By Alexandra Burlacu email: email@example.com | Dec 23, 2012 02:00 PM EST
With Christmas just around the corner, two companies - Google and NORAD - are now going head-to-head to track Santa across his jolly holiday route.
NORAD has been tracking Santa since 1955, and last week the company has announced its new Internet Santa service. After all, where else could one find two companies competing to tack Santa if not on the Internet? While NORAD is still tracking Santa and his sleigh on Christmas, the company has replaced Google Maps with Microsoft's Bing Maps.
Despite NORAD's move, Google is not ready to give up on the business of tracking Santa Claus. The search giant has decided to track Mr. Claus on its own this year, using its Google Earth and Google Maps products, as well as a new algorithm. What does this mean for the end user? Well, it means that two Santa tracker options are now available starting Christmas Eve.

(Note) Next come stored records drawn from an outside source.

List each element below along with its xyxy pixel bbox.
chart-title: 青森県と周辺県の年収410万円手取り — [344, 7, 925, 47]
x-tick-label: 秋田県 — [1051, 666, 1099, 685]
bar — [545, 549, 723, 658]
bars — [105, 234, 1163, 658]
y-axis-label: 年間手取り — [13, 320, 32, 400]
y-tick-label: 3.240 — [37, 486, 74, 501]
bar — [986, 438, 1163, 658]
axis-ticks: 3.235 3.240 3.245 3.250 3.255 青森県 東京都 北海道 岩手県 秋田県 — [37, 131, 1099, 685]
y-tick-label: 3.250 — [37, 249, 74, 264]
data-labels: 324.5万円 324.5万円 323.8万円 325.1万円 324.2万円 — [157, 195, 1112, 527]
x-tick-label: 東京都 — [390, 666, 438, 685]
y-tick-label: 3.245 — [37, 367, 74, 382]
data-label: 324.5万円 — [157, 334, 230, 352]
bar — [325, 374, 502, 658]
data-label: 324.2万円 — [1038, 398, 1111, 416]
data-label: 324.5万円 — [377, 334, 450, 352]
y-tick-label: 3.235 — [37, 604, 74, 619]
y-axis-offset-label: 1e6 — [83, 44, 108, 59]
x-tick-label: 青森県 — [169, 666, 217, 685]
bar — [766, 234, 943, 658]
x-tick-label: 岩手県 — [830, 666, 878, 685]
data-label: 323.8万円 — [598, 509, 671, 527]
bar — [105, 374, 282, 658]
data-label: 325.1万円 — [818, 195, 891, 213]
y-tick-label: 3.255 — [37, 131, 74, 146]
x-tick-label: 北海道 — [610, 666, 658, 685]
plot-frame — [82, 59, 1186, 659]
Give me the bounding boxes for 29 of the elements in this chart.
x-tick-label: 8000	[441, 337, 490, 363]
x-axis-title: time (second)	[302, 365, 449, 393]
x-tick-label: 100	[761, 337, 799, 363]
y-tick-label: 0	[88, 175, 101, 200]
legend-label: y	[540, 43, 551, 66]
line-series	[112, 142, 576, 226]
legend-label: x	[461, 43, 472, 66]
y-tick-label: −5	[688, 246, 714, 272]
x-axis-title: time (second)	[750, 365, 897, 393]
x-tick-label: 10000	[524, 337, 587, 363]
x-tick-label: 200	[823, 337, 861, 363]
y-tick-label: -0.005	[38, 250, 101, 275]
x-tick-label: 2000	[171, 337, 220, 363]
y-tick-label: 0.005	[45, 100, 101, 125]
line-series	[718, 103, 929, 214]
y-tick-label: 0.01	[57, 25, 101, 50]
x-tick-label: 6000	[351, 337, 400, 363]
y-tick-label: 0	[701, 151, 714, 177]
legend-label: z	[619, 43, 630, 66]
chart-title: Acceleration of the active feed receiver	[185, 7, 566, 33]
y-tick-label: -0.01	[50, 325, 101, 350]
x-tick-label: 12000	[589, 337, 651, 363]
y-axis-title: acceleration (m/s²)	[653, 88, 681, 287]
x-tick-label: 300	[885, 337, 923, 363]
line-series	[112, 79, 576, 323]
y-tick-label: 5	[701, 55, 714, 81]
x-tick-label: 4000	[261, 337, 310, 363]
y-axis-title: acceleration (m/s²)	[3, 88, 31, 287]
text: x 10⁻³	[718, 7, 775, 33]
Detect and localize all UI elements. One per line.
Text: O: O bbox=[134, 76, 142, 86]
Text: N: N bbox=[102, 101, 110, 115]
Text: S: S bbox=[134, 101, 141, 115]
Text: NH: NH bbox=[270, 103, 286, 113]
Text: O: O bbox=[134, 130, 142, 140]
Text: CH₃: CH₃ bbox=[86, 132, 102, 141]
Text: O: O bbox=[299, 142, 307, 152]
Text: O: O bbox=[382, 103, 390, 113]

"While we've been tracking Santa since 2004 with Google Earth, this year a team of dedicated Google Maps engineers built a new route algorithm to chart Santa's journey around the world on Christmas Eve,| Brian McClendon, Vice President of Google Maps and Google Earth, announced earlier this week.
Google's new Santa Tracker is available live on the Web at this link, but the search giant also offers a new Chrome extension and Android app to let users follow Santa. Meanwhile, NORAD has worked on its apps in partnership with Microsoft, and its Santa Tracker is available for the iPhone, as well as Android and Windows 8 smartphones.
Google, however, seems to have more to offer in terms of entertainment. The company has built up an entire Santa Web site, allowing users to enter information about a friend or family member and have Santa give them a call or send them an audio message via email.
Moreover, the search giant also threw in a few games into the mix. The Santa Racer game, for instance, allows players to navigate Santa's sleigh through a track and collect presents. With the Present Drop game, meanwhile, players have to drop presents into moving chimneys.
Both Google and NORAD will start actually tracing Santa on Christmas Eve. With all this competition, one question still lingers: would Santa himself use Google or Bing Maps to get around? Or perhaps Apple Maps?